Il reste peu de Hans
Il n'est pas surprenant qu'il reste peu de Hans de la période ottomane, tant la vieille ville a connu de nombreux incendies et tremblements de terre. Bien que les bâtiments modernes aient remplacé presque tous les anciens hans, on peut encore voir de petites imitations des splendides anciens hans.
Bien sûr, il existe d'autres hangars dans la ville, notamment dans le quartier de Beyoğlu. Ceux-ci ont été construits après l'incendie destructeur de 1870 et sont toujours opérationnels aujourd'hui.

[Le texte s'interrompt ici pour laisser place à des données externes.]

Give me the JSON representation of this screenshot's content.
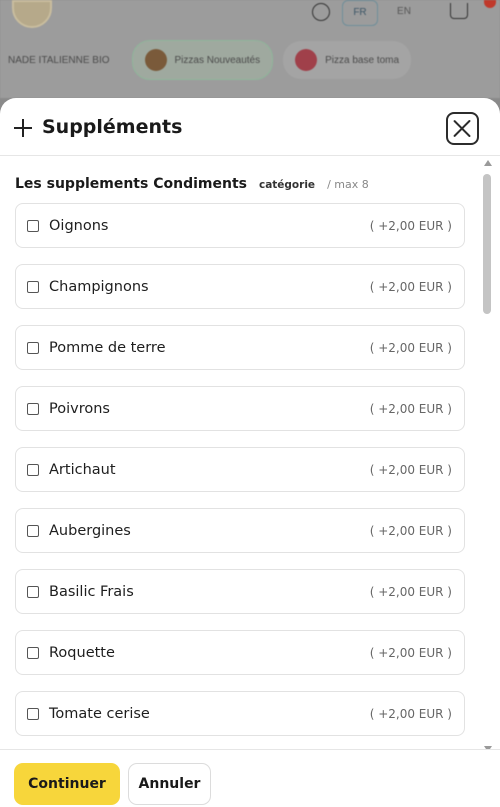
{
  "background": {
    "languages": [
      "FR",
      "EN"
    ],
    "categories": [
      "NADE ITALIENNE BIO",
      "Pizzas Nouveautés",
      "Pizza base toma"
    ]
  },
  "modal": {
    "title": "Suppléments",
    "close_icon": "close-icon",
    "section": {
      "title": "Les supplements Condiments",
      "category_badge": "catégorie",
      "max": "/ max 8"
    },
    "options": [
      {
        "label": "Oignons",
        "price": "( +2,00 EUR )"
      },
      {
        "label": "Champignons",
        "price": "( +2,00 EUR )"
      },
      {
        "label": "Pomme de terre",
        "price": "( +2,00 EUR )"
      },
      {
        "label": "Poivrons",
        "price": "( +2,00 EUR )"
      },
      {
        "label": "Artichaut",
        "price": "( +2,00 EUR )"
      },
      {
        "label": "Aubergines",
        "price": "( +2,00 EUR )"
      },
      {
        "label": "Basilic Frais",
        "price": "( +2,00 EUR )"
      },
      {
        "label": "Roquette",
        "price": "( +2,00 EUR )"
      },
      {
        "label": "Tomate cerise",
        "price": "( +2,00 EUR )"
      }
    ],
    "footer": {
      "continue_label": "Continuer",
      "cancel_label": "Annuler"
    }
  },
  "colors": {
    "continue_bg": "#f7d63b",
    "overlay": "#8a8a8a"
  }
}
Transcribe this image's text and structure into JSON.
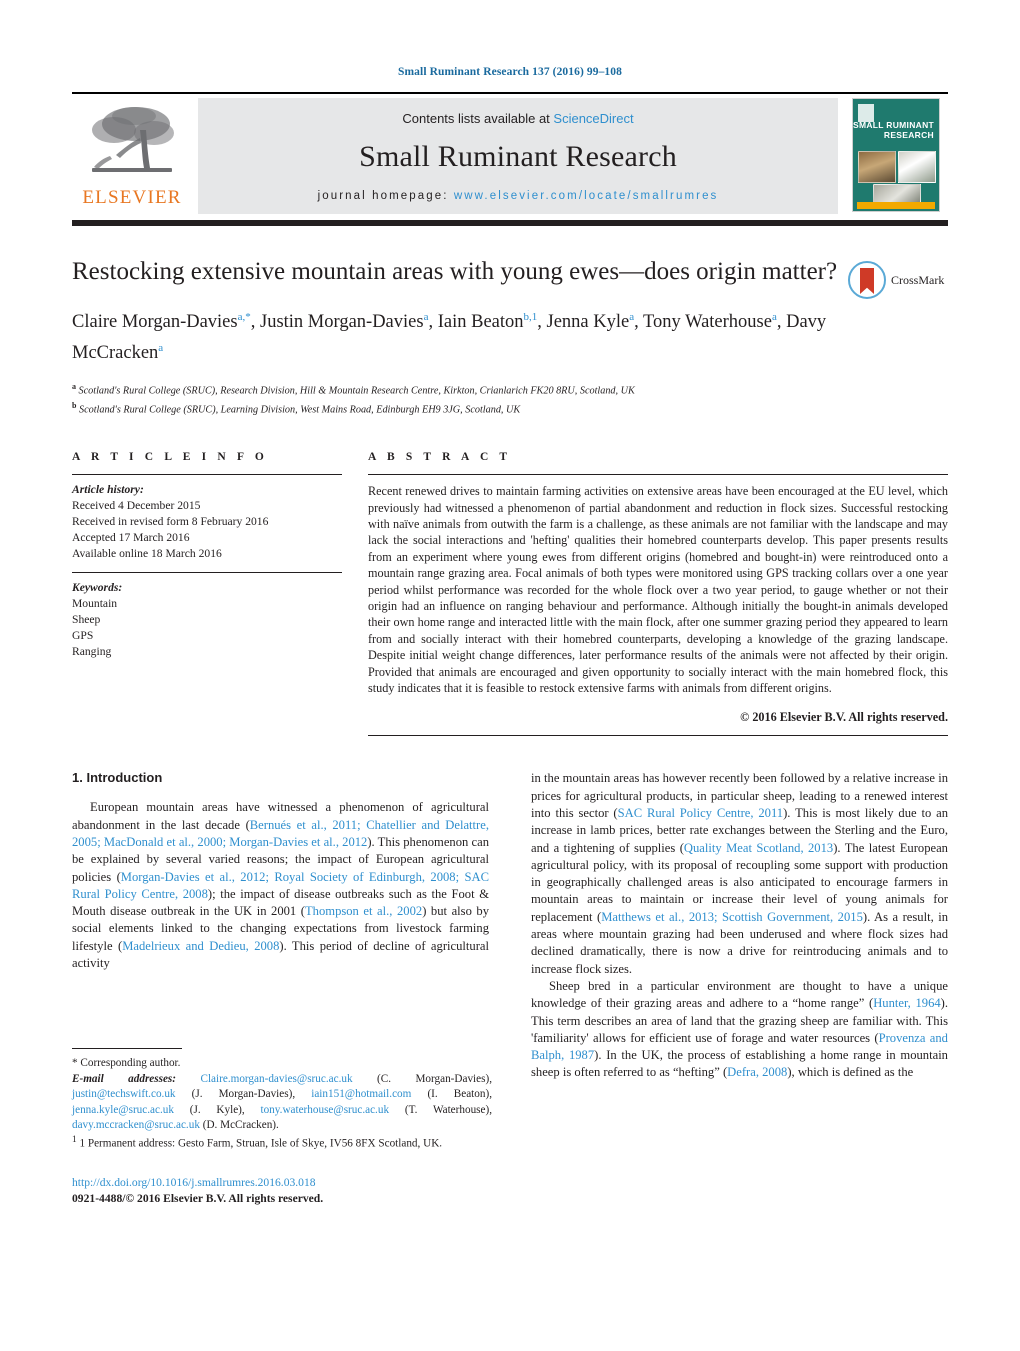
{
  "running_head": "Small Ruminant Research 137 (2016) 99–108",
  "masthead": {
    "publisher_name": "ELSEVIER",
    "contents_prefix": "Contents lists available at ",
    "contents_link": "ScienceDirect",
    "journal_title": "Small Ruminant Research",
    "homepage_prefix": "journal homepage: ",
    "homepage_url": "www.elsevier.com/locate/smallrumres",
    "cover_title": "SMALL RUMINANT RESEARCH"
  },
  "article": {
    "title": "Restocking extensive mountain areas with young ewes—does origin matter?",
    "crossmark_label": "CrossMark",
    "authors_html": "Claire Morgan-Davies<sup>a,*</sup>, Justin Morgan-Davies<sup>a</sup>, Iain Beaton<sup>b,1</sup>, Jenna Kyle<sup>a</sup>, Tony Waterhouse<sup>a</sup>, Davy McCracken<sup>a</sup>",
    "affiliation_a": "Scotland's Rural College (SRUC), Research Division, Hill & Mountain Research Centre, Kirkton, Crianlarich FK20 8RU, Scotland, UK",
    "affiliation_b": "Scotland's Rural College (SRUC), Learning Division, West Mains Road, Edinburgh EH9 3JG, Scotland, UK"
  },
  "article_info": {
    "section_label": "A R T I C L E   I N F O",
    "history_label": "Article history:",
    "history": [
      "Received 4 December 2015",
      "Received in revised form 8 February 2016",
      "Accepted 17 March 2016",
      "Available online 18 March 2016"
    ],
    "keywords_label": "Keywords:",
    "keywords": [
      "Mountain",
      "Sheep",
      "GPS",
      "Ranging"
    ]
  },
  "abstract": {
    "section_label": "A B S T R A C T",
    "text": "Recent renewed drives to maintain farming activities on extensive areas have been encouraged at the EU level, which previously had witnessed a phenomenon of partial abandonment and reduction in flock sizes. Successful restocking with naïve animals from outwith the farm is a challenge, as these animals are not familiar with the landscape and may lack the social interactions and 'hefting' qualities their homebred counterparts develop. This paper presents results from an experiment where young ewes from different origins (homebred and bought-in) were reintroduced onto a mountain range grazing area. Focal animals of both types were monitored using GPS tracking collars over a one year period whilst performance was recorded for the whole flock over a two year period, to gauge whether or not their origin had an influence on ranging behaviour and performance. Although initially the bought-in animals developed their own home range and interacted little with the main flock, after one summer grazing period they appeared to learn from and socially interact with their homebred counterparts, developing a knowledge of the grazing landscape. Despite initial weight change differences, later performance results of the animals were not affected by their origin. Provided that animals are encouraged and given opportunity to socially interact with the main homebred flock, this study indicates that it is feasible to restock extensive farms with animals from different origins.",
    "copyright": "© 2016 Elsevier B.V. All rights reserved."
  },
  "introduction": {
    "heading": "1.  Introduction",
    "left_para_html": "European mountain areas have witnessed a phenomenon of agricultural abandonment in the last decade (<span class=\"ref\">Bernués et al., 2011; Chatellier and Delattre, 2005; MacDonald et al., 2000; Morgan-Davies et al., 2012</span>). This phenomenon can be explained by several varied reasons; the impact of European agricultural policies (<span class=\"ref\">Morgan-Davies et al., 2012; Royal Society of Edinburgh, 2008; SAC Rural Policy Centre, 2008</span>); the impact of disease outbreaks such as the Foot &amp; Mouth disease outbreak in the UK in 2001 (<span class=\"ref\">Thompson et al., 2002</span>) but also by social elements linked to the changing expectations from livestock farming lifestyle (<span class=\"ref\">Madelrieux and Dedieu, 2008</span>). This period of decline of agricultural activity",
    "right_para1_html": "in the mountain areas has however recently been followed by a relative increase in prices for agricultural products, in particular sheep, leading to a renewed interest into this sector (<span class=\"ref\">SAC Rural Policy Centre, 2011</span>). This is most likely due to an increase in lamb prices, better rate exchanges between the Sterling and the Euro, and a tightening of supplies (<span class=\"ref\">Quality Meat Scotland, 2013</span>). The latest European agricultural policy, with its proposal of recoupling some support with production in geographically challenged areas is also anticipated to encourage farmers in mountain areas to maintain or increase their level of young animals for replacement (<span class=\"ref\">Matthews et al., 2013; Scottish Government, 2015</span>). As a result, in areas where mountain grazing had been underused and where flock sizes had declined dramatically, there is now a drive for reintroducing animals and to increase flock sizes.",
    "right_para2_html": "Sheep bred in a particular environment are thought to have a unique knowledge of their grazing areas and adhere to a “home range” (<span class=\"ref\">Hunter, 1964</span>). This term describes an area of land that the grazing sheep are familiar with. This 'familiarity' allows for efficient use of forage and water resources (<span class=\"ref\">Provenza and Balph, 1987</span>). In the UK, the process of establishing a home range in mountain sheep is often referred to as “hefting” (<span class=\"ref\">Defra, 2008</span>), which is defined as the"
  },
  "footnotes": {
    "corresponding": "*  Corresponding author.",
    "emails_html": "<span class=\"ital\">E-mail addresses:</span> <span class=\"link\">Claire.morgan-davies@sruc.ac.uk</span> (C. Morgan-Davies), <span class=\"link\">justin@techswift.co.uk</span> (J. Morgan-Davies), <span class=\"link\">iain151@hotmail.com</span> (I. Beaton), <span class=\"link\">jenna.kyle@sruc.ac.uk</span> (J. Kyle), <span class=\"link\">tony.waterhouse@sruc.ac.uk</span> (T. Waterhouse), <span class=\"link\">davy.mccracken@sruc.ac.uk</span> (D. McCracken).",
    "permanent_address": "1  Permanent address: Gesto Farm, Struan, Isle of Skye, IV56 8FX Scotland, UK.",
    "doi": "http://dx.doi.org/10.1016/j.smallrumres.2016.03.018",
    "issn_line": "0921-4488/© 2016 Elsevier B.V. All rights reserved."
  },
  "colors": {
    "link_blue": "#2f8fce",
    "elsevier_orange": "#E87722",
    "cover_teal": "#1f7a6e",
    "crossmark_red": "#cf3a27"
  }
}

Par exemple, le Sismanoglio Megaro Han fait désormais partie du consulat grec et une partie est utilisée pour des expositions comme celle qui vient d'ouvrir avec des photographies des anciens hans d'Istanbul. L'un des invités à l'inauguration de l'exposition a déclaré à quel point il était beau qu'un han grec, Sismanoglio Megaro, soit le lieu d'une exposition de photos de hans d'Istanbul. Un autre a fait le parallèle entre les personnes travaillant dans les anciens hans, qui luttaient pour gagner leur vie, et les hans, qui luttent pour rester en vie aujourd'hui.
A bien y réfléchir, le centre commercial moderne ressemble un peu à un han, avec ses magasins et ses dépôts bordant une cour ; il suffit de penser à la Ataköy Galleria ou au Cevahir Center. Les vieux Hans ont rempli leur mission mais ils sont toujours parmi nous. C'est juste qu'ils ont légèrement modifié leur forme.